The current energy crisis has further strengthened the argument, between soaring fossil prices, glaring dependence on producers like Russia, setbacks of an aging nuclear fleet...
And yet: "France has been the European country most protective of consumer purchasing power since the autumn; it is also the one that has pressed the accelerator the least", says Michel Gioria, General Delegate of France Energy wind turbine (FEE).
In 2017, it authorized 1,7 GW of wind sites. In 2021, it was 1,2 GW, including 2020 catch-ups.
And in 2022, "almost no project has been authorized", says the representative of the sector, while 10 GW are in the pipes: "the prefectures hardly give any more authorizations, the departmental landscape commissions are not united, no public inquiry has been launched... France must pull itself together".
"We have to put this in the context of a violent presidential campaign on wind power, where the state raised the pencil," he explains. “But in the meantime we are continuing on fossil fuels”, when Portugal, for example, limited the time for examining wind energy files to six months.
The gas players have also called for increasing biogas, in particular from agricultural methanizers, to replace Russian imports by 2030 (i.e. 20% of French needs). At this stage it is approaching 2%.
“It skates a little”
Just before leaving Matignon, Jean Castex mentioned the preparation of "an emergency law" for these energies, put to the vote in July.
"It will be one of the first laws", he said, speaking of "simplifying the regulations", of "strengthening the initial consultation and then accelerating the execution of the projects".
On renewable energies (ENR), "it's true that we skate a little...", he admitted. "The levers are not easy to find. It's very French: we are for, but at the neighbor's".
For the sector, many measures do not require a law: it is a question of strengthening the services of the State, framing the deadlines for instruction, and above all giving "a clear doctrine to the prefects".
"Today, the message passes more or less depending on the department: it depends on the prefect", notes Daniel Bour, of the Enerplan solar union.
The actors claim the status of "major public interest", allowing renewable energies to prevail during disputes, without exempting them from environmental obligations.
"It is urgent to have + results-oriented + public policies on renewable energies.

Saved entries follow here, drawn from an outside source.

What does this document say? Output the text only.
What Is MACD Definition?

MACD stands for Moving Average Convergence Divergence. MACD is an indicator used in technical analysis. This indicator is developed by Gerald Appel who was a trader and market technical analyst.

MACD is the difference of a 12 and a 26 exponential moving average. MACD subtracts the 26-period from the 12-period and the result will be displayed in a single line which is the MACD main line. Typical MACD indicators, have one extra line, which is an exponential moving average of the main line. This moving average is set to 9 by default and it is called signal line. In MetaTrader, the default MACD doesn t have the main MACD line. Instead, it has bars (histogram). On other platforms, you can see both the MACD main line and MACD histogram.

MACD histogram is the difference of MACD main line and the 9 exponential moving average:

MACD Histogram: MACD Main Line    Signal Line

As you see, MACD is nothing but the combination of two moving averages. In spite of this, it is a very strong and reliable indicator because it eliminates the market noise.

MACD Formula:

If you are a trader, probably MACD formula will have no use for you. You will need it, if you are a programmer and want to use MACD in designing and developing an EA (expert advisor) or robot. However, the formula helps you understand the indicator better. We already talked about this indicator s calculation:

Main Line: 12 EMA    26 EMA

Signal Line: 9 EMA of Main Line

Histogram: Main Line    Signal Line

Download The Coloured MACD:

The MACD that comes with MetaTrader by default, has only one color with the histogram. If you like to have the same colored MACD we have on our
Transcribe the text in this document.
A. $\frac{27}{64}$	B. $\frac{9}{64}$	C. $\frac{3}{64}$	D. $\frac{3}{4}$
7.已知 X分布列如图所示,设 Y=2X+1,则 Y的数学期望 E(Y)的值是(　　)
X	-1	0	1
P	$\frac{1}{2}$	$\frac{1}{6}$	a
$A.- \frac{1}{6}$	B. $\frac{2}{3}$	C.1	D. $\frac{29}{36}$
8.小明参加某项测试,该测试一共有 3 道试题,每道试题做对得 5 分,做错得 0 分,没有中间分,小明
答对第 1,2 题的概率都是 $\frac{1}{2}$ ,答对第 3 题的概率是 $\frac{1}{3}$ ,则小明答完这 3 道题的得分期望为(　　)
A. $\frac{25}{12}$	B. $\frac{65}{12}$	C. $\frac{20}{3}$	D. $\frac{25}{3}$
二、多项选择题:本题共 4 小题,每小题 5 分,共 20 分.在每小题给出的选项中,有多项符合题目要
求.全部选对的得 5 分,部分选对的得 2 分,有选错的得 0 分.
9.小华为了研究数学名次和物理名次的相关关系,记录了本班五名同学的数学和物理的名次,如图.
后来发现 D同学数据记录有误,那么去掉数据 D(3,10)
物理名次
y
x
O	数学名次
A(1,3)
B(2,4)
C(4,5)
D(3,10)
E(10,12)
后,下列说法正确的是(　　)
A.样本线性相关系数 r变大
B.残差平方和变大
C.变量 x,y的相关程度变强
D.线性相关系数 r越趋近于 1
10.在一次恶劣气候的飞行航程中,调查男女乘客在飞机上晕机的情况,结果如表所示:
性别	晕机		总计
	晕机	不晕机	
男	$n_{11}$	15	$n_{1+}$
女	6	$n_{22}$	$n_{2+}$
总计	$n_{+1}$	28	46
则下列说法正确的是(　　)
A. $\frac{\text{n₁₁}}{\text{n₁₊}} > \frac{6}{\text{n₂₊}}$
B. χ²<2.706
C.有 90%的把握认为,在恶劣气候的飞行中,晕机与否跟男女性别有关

And we have the impression that Elisabeth Borne's work culture is that", hopes Michel Gioria.
For them, planning must start quickly, "not for 2050 but 2022, 2023, 2024...", giving the regions "a vision" for 10 to 15 years. Because on offshore wind for example, the scenarios involve dozens of farms by 2050; Emmanuel Macron foresees 50 on this horizon.
Jean-Louis Bal, president of the Renewable Energies Syndicate (SER), says he is "very optimistic about the way in which Ms. Borne will face the planning. She has a will, a work force. Everything will depend on the mandate given to her by the President" to speed up.